For what it's worth, here's one theory: the demise of political talk radio. In the 1980s, hosts such as WRKO's Jerry Williams, now in (temporary?) retirement, and Gene Burns, now in San Francisco, turned up the populist heat to a slow boil. State House switchboards were jammed every time Williams, in particular, inveighed against the seat-belt law (eventually overturned in a Williams-led referendum), legislative pay raises, or then-governor Michael Dukakis's plan to build a prison in New Braintree. As for the prospect that the legislature and the governor would throw out voter-approved measures such as Proposition 2 1/2, which took a huge bite out of property taxes -- well, that just wasn't going to happen.

"If talk radio were really focused on this, I would think you'd have a lot of phone calls to legislators," says Barbara Anderson, co-director of Citizens for Limited Taxation, who appeared regularly on Williams's show in the 1980s to push her organization's anti-tax agenda. In part because the airwaves are now silent, she adds, elected officials have concluded they can get away with almost anything -- even eviscerating a referendum approved overwhelmingly by the public. "Barring them getting caught kicking a puppy, most of them get re-elected. I think they finally have perhaps recognized that," Anderson says ruefully, calling on voters to kick out "maybe a couple, just to set an example."
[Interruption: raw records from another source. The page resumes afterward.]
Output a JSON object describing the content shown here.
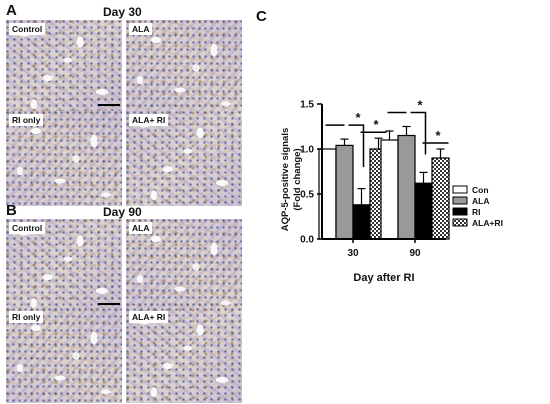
{
  "panels": {
    "a": {
      "letter": "A",
      "day": "Day 30",
      "images": [
        {
          "label": "Control"
        },
        {
          "label": "ALA"
        },
        {
          "label": "RI only"
        },
        {
          "label": "ALA+ RI"
        }
      ]
    },
    "b": {
      "letter": "B",
      "day": "Day 90",
      "images": [
        {
          "label": "Control"
        },
        {
          "label": "ALA"
        },
        {
          "label": "RI only"
        },
        {
          "label": "ALA+ RI"
        }
      ]
    },
    "c": {
      "letter": "C"
    }
  },
  "chart_data": {
    "type": "bar",
    "categories": [
      "30",
      "90"
    ],
    "series": [
      {
        "name": "Con",
        "values": [
          1.0,
          1.1
        ],
        "errors": [
          0.0,
          0.1
        ],
        "fill": "#ffffff"
      },
      {
        "name": "ALA",
        "values": [
          1.04,
          1.15
        ],
        "errors": [
          0.07,
          0.1
        ],
        "fill": "#999999"
      },
      {
        "name": "RI",
        "values": [
          0.38,
          0.62
        ],
        "errors": [
          0.18,
          0.12
        ],
        "fill": "#000000"
      },
      {
        "name": "ALA+RI",
        "values": [
          1.0,
          0.9
        ],
        "errors": [
          0.12,
          0.1
        ],
        "fill": "checker"
      }
    ],
    "significance": [
      "*",
      "*",
      "*",
      "*"
    ],
    "xlabel": "Day after RI",
    "ylabel_line1": "AQP-5-positive signals",
    "ylabel_line2": "(Fold change)",
    "ylim": [
      0,
      1.5
    ],
    "yticks": [
      "0.0",
      "0.5",
      "1.0",
      "1.5"
    ],
    "legend_position": "right"
  }
}
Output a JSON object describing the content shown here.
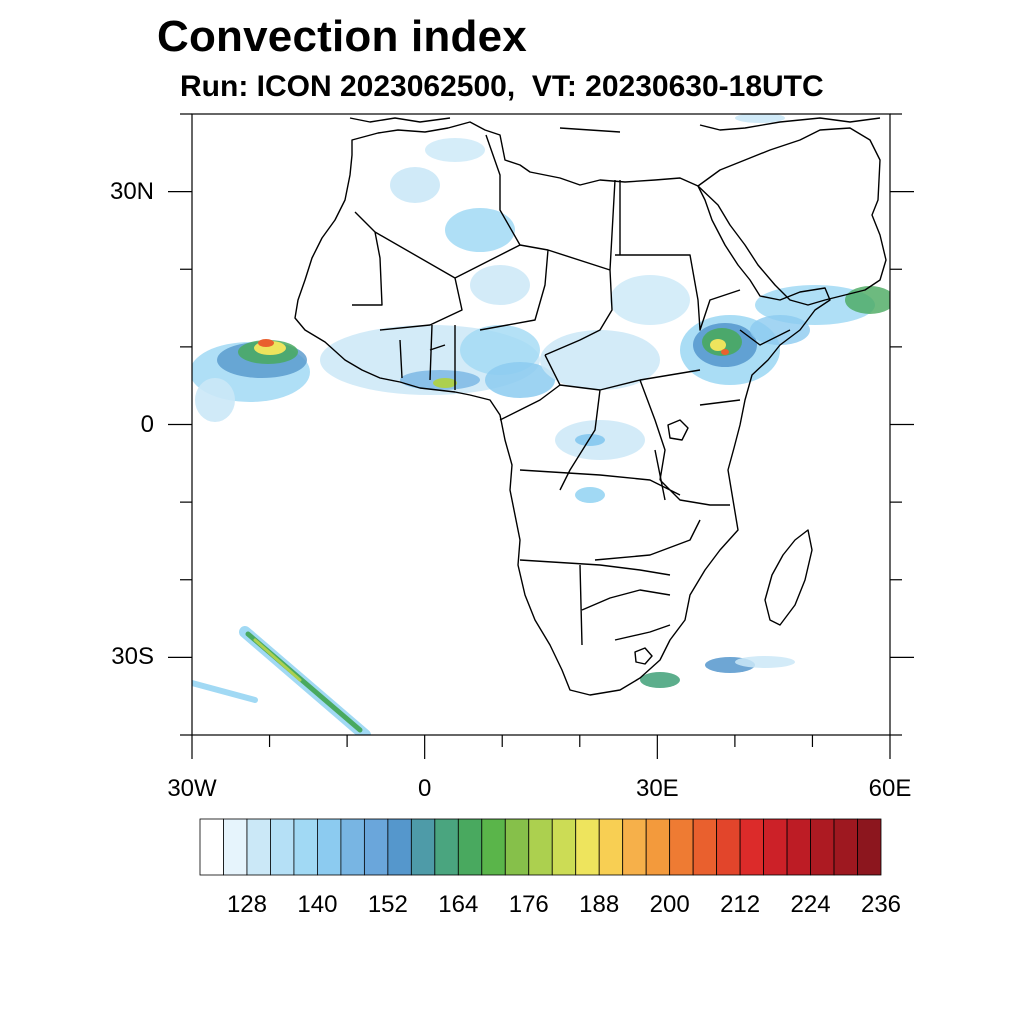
{
  "title": "Convection index",
  "subtitle": "Run: ICON 2023062500,  VT: 20230630-18UTC",
  "map": {
    "region": "Africa",
    "lon_range": [
      -30,
      60
    ],
    "lat_range": [
      -40,
      40
    ],
    "lat_ticks": [
      {
        "value": 30,
        "label": "30N"
      },
      {
        "value": 0,
        "label": "0"
      },
      {
        "value": -30,
        "label": "30S"
      }
    ],
    "lon_ticks": [
      {
        "value": -30,
        "label": "30W"
      },
      {
        "value": 0,
        "label": "0"
      },
      {
        "value": 30,
        "label": "30E"
      },
      {
        "value": 60,
        "label": "60E"
      }
    ]
  },
  "colorbar": {
    "labels": [
      "128",
      "140",
      "152",
      "164",
      "176",
      "188",
      "200",
      "212",
      "224",
      "236"
    ],
    "colors": [
      "#ffffff",
      "#e6f4fc",
      "#cbe8f7",
      "#b5e0f6",
      "#a1d9f4",
      "#8ccbf0",
      "#78b5e3",
      "#6aa6db",
      "#5597cc",
      "#4e9ba8",
      "#4aa57f",
      "#49a95f",
      "#5ab54a",
      "#86c04a",
      "#acd04f",
      "#ccdc55",
      "#eee45d",
      "#f8cf53",
      "#f6b04a",
      "#f39a3c",
      "#ee7b33",
      "#e9602e",
      "#e2452b",
      "#dc2b2a",
      "#cc2128",
      "#bd1c25",
      "#ad1a22",
      "#9e1820",
      "#8c161e"
    ]
  },
  "colors": {
    "coastline": "#000000",
    "low_convection": "#a1d9f4",
    "moderate_convection": "#5597cc",
    "high_convection": "#49a95f",
    "very_high_convection": "#eee45d",
    "extreme_convection": "#e9602e"
  }
}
Talk radio today is mostly entertainment, and much of it consists of syndicated national hosts such as Don Imus, Howard Stern, and Dr. Laura. WBZ's David Brudnoy, who's been around since the 1970s, and WBUR's Christopher Lydon are intelligent local hosts whose topics include politics, but both are too urbane to lead a populist revolt. And WRKO's Howie Carr, a Boston Herald columnist who used to appear regularly with Williams and Anderson to whack the Dukakis administration, is today more likely to yuck it up with a has-been from Laverne and Shirley than to talk about state government.
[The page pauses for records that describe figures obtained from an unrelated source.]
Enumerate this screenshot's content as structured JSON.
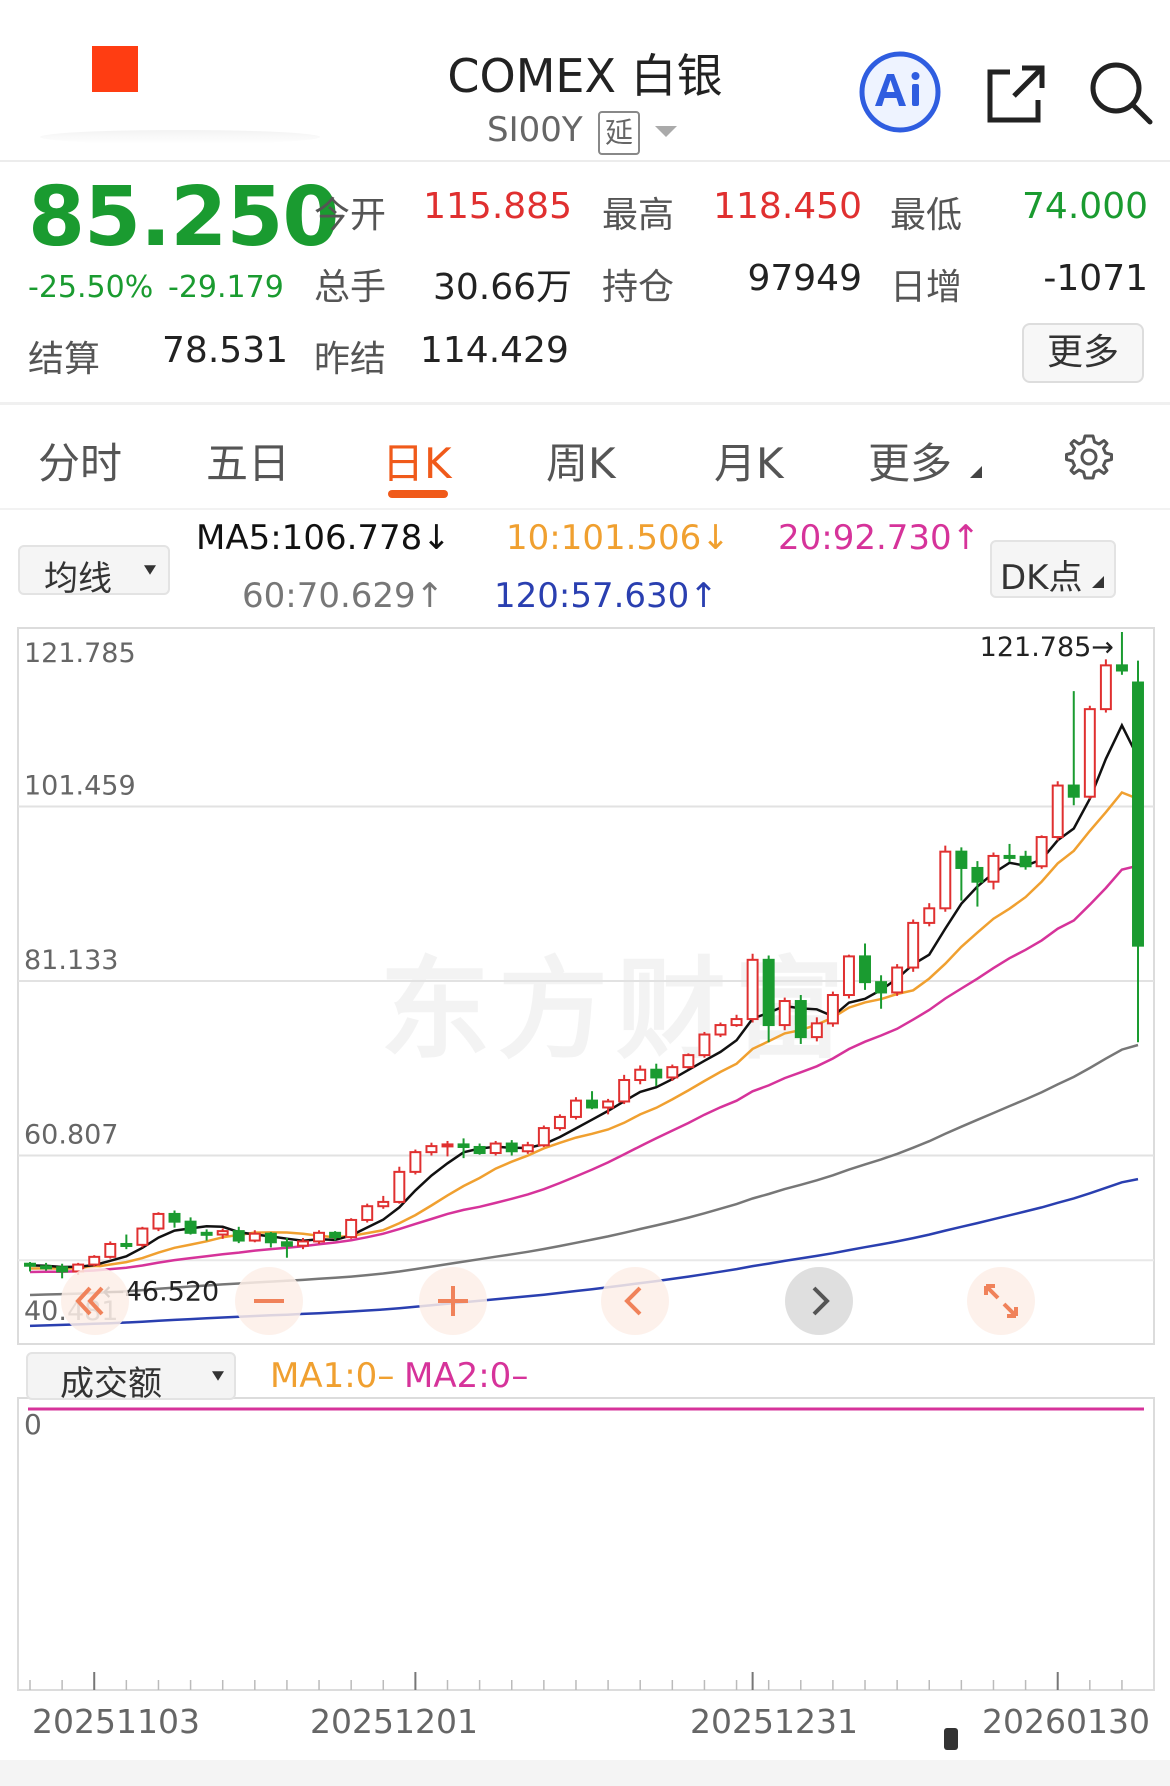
{
  "header": {
    "title": "COMEX 白银",
    "code": "SI00Y",
    "delay_tag": "延"
  },
  "quote": {
    "price": "85.250",
    "change_pct": "-25.50%",
    "change": "-29.179",
    "fields": [
      {
        "label": "今开",
        "value": "115.885",
        "color": "#e03030"
      },
      {
        "label": "最高",
        "value": "118.450",
        "color": "#e03030"
      },
      {
        "label": "最低",
        "value": "74.000",
        "color": "#1a9b30"
      },
      {
        "label": "总手",
        "value": "30.66万",
        "color": "#222222"
      },
      {
        "label": "持仓",
        "value": "97949",
        "color": "#222222"
      },
      {
        "label": "日增",
        "value": "-1071",
        "color": "#222222"
      },
      {
        "label": "结算",
        "value": "78.531",
        "color": "#222222"
      },
      {
        "label": "昨结",
        "value": "114.429",
        "color": "#222222"
      }
    ],
    "more_label": "更多"
  },
  "tabs": [
    {
      "label": "分时",
      "active": false
    },
    {
      "label": "五日",
      "active": false
    },
    {
      "label": "日K",
      "active": true
    },
    {
      "label": "周K",
      "active": false
    },
    {
      "label": "月K",
      "active": false
    },
    {
      "label": "更多",
      "active": false
    }
  ],
  "indicators": {
    "selector": "均线",
    "ma5": "MA5:106.778↓",
    "ma10": "10:101.506↓",
    "ma20": "20:92.730↑",
    "ma60": "60:70.629↑",
    "ma120": "120:57.630↑",
    "dk_label": "DK点",
    "colors": {
      "ma5": "#111111",
      "ma10": "#f0a030",
      "ma20": "#d6339a",
      "ma60": "#777777",
      "ma120": "#2a3fb0"
    }
  },
  "volume": {
    "selector": "成交额",
    "ma1": "MA1:0–",
    "ma2": "MA2:0–",
    "zero_label": "0"
  },
  "chart_data": {
    "type": "candlestick",
    "y_ticks": [
      "121.785",
      "101.459",
      "81.133",
      "60.807",
      "40.481"
    ],
    "ylim": [
      40.481,
      121.785
    ],
    "x_ticks": [
      "20251103",
      "20251201",
      "20251231",
      "20260130"
    ],
    "high_marker": "121.785→",
    "low_marker": "←46.520",
    "up_color": "#e03030",
    "down_color": "#1a9b30",
    "candles": [
      [
        48.2,
        48.4,
        47.3,
        48.0
      ],
      [
        47.9,
        48.3,
        47.4,
        47.8
      ],
      [
        47.8,
        48.2,
        46.5,
        47.3
      ],
      [
        47.3,
        48.3,
        46.9,
        48.1
      ],
      [
        48.1,
        49.2,
        47.9,
        49.0
      ],
      [
        49.0,
        50.8,
        48.8,
        50.5
      ],
      [
        50.5,
        51.6,
        49.9,
        50.4
      ],
      [
        50.4,
        52.5,
        50.1,
        52.3
      ],
      [
        52.3,
        54.2,
        52.0,
        54.0
      ],
      [
        54.0,
        54.4,
        52.4,
        53.1
      ],
      [
        53.1,
        53.6,
        51.6,
        51.8
      ],
      [
        51.8,
        52.2,
        50.9,
        51.6
      ],
      [
        51.6,
        52.3,
        51.1,
        52.0
      ],
      [
        52.0,
        52.5,
        50.6,
        50.9
      ],
      [
        50.9,
        52.1,
        50.7,
        51.7
      ],
      [
        51.7,
        51.9,
        50.1,
        50.7
      ],
      [
        50.7,
        51.2,
        48.9,
        50.3
      ],
      [
        50.3,
        51.2,
        49.9,
        50.8
      ],
      [
        50.8,
        52.1,
        50.5,
        51.8
      ],
      [
        51.8,
        52.0,
        50.9,
        51.3
      ],
      [
        51.3,
        53.5,
        51.1,
        53.3
      ],
      [
        53.3,
        55.2,
        53.0,
        54.9
      ],
      [
        54.9,
        56.1,
        54.6,
        55.4
      ],
      [
        55.4,
        59.5,
        55.2,
        58.9
      ],
      [
        58.9,
        61.5,
        58.6,
        61.2
      ],
      [
        61.2,
        62.3,
        60.8,
        61.9
      ],
      [
        61.9,
        62.5,
        60.7,
        62.1
      ],
      [
        62.1,
        62.8,
        60.5,
        61.8
      ],
      [
        61.8,
        62.2,
        60.9,
        61.1
      ],
      [
        61.1,
        62.5,
        60.8,
        62.2
      ],
      [
        62.2,
        62.6,
        60.8,
        61.3
      ],
      [
        61.3,
        62.4,
        61.0,
        62.0
      ],
      [
        62.0,
        64.3,
        61.8,
        64.0
      ],
      [
        64.0,
        65.6,
        63.7,
        65.3
      ],
      [
        65.3,
        67.6,
        65.0,
        67.2
      ],
      [
        67.2,
        68.3,
        66.2,
        66.4
      ],
      [
        66.4,
        67.4,
        65.6,
        67.1
      ],
      [
        67.1,
        70.2,
        66.8,
        69.6
      ],
      [
        69.6,
        71.3,
        69.1,
        70.8
      ],
      [
        70.8,
        71.5,
        68.9,
        69.9
      ],
      [
        69.9,
        71.4,
        69.5,
        71.1
      ],
      [
        71.1,
        72.7,
        70.9,
        72.5
      ],
      [
        72.5,
        75.2,
        72.2,
        74.9
      ],
      [
        74.9,
        76.3,
        74.6,
        76.0
      ],
      [
        76.0,
        77.2,
        75.8,
        76.7
      ],
      [
        76.7,
        84.3,
        76.3,
        83.6
      ],
      [
        83.6,
        84.1,
        74.0,
        76.0
      ],
      [
        76.0,
        79.2,
        75.4,
        78.8
      ],
      [
        78.8,
        79.5,
        73.8,
        74.6
      ],
      [
        74.6,
        76.9,
        74.1,
        76.2
      ],
      [
        76.2,
        79.9,
        75.8,
        79.5
      ],
      [
        79.5,
        84.2,
        79.1,
        84.0
      ],
      [
        84.0,
        85.5,
        80.1,
        81.0
      ],
      [
        81.0,
        81.8,
        77.9,
        79.8
      ],
      [
        79.8,
        83.1,
        79.4,
        82.7
      ],
      [
        82.7,
        88.3,
        82.2,
        87.9
      ],
      [
        87.9,
        90.2,
        87.5,
        89.6
      ],
      [
        89.6,
        96.9,
        89.2,
        96.2
      ],
      [
        96.2,
        96.7,
        90.5,
        94.3
      ],
      [
        94.3,
        95.1,
        89.8,
        92.7
      ],
      [
        92.7,
        96.1,
        91.8,
        95.7
      ],
      [
        95.7,
        97.1,
        95.0,
        95.6
      ],
      [
        95.6,
        96.3,
        94.1,
        94.5
      ],
      [
        94.5,
        98.1,
        94.2,
        97.9
      ],
      [
        97.9,
        104.4,
        97.5,
        103.9
      ],
      [
        103.9,
        114.9,
        101.6,
        102.6
      ],
      [
        102.6,
        113.2,
        102.3,
        112.8
      ],
      [
        112.8,
        118.6,
        112.4,
        117.9
      ],
      [
        117.9,
        121.785,
        116.8,
        117.3
      ],
      [
        115.9,
        118.45,
        74.0,
        85.25
      ]
    ]
  }
}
Indeed, Williams himself, the dean of talk radio, wonders whether he could have the same impact today. In the 1950s and '60s, he recalls, he was able to do shows about the Boston City Council. Today, by contrast, people barely know who their elected officials are. "Nobody knows anything. Everybody's boring," Williams says. "I imagine if the president of the Senate walked out in front of the State House, no one would know who he is."

There are rumors Williams will soon be back on the air at a new talk station with old call letters, WMEX, though Williams himself won't discuss those rumors. But in the current environment, he says, he's skeptical whether even an old-fashioned I'm-mad-as-hell talk-radio jeremiad would have made the difference on an issue as dry as the recent shenanigans on Beacon Hill.

"I know I could do something about the landing strip in East Boston. That I could definitely do," Williams says. "But the budget -- Jesus, sorry."